(Uluslararası) Gürültü Komplosu'nun güneşe çıkma anı uzun zaman önce gelmiş olmalıydı. "Elvis Presley ile Che Guevara'nın karışımı" olmayı amaçlayan bir grubun, 2001 dolaylarında garaj rock'ının yeniden canlandırılmasında tünek hakimiyetine sahip olacağı düşünülebilir, ancak (kötü) şans eseri, utanmazca komünist kalça sallayanlar olacaktır. The Strokes'tan The Detroit Cobras'a kadar herkesin lehine rutin olarak göz ardı ediliyordu.
Şimdi, bu canlanma zirveyi aşmışken, İsveçli rock'çılar, yeni albümleri önceki çabalarından bu kadar farklı olmasaydı, tekneyi tamamen kaçırıyor olabilirlerdi. (I)NC'nin olabildiğince sert rock sesine aşina olan dinleyiciler bunu duyunca şaşırabilirler Çağrımın Haçı'in girişi: neredeyse 1968'deki bir plağı anımsatan (bunu söylemeye cesaret edebilir miyim?) uzayıp giden bir org riff'i!

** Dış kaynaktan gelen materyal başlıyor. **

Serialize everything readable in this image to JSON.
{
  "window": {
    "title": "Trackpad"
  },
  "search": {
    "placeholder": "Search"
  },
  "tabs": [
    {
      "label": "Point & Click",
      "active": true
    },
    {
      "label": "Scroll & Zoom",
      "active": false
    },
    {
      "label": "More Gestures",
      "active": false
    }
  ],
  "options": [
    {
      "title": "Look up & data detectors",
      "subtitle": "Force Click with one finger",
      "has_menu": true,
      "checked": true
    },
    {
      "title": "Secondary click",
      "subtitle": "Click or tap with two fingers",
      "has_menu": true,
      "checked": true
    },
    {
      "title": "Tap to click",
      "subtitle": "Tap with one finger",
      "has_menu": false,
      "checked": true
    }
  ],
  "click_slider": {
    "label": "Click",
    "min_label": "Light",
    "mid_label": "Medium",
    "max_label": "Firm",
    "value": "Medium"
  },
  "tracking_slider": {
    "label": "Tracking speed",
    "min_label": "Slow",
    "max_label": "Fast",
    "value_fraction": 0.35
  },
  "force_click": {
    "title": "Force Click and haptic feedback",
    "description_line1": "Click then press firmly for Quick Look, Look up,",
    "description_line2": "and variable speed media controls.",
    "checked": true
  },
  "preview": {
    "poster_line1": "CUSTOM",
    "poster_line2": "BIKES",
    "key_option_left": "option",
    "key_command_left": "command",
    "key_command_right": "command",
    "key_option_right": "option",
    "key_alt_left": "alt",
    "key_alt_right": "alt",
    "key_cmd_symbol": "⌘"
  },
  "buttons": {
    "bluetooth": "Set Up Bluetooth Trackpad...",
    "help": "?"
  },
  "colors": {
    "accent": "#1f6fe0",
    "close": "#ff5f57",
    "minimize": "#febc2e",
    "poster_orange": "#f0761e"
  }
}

1960. yüzyılda 21'ların seslerini kucaklayan bir grup için şüphesiz tehlikeli sulara girmek demektir. Müziğin çehresini yeniden belirleyen patlamalardan kırk yıl sonra, bugünün plak endüstrisini bize artık ikonik olan Beatles plaklarını satmaya devam etmeye motive eden şey, saygı değil, pazarlanabilirliktir.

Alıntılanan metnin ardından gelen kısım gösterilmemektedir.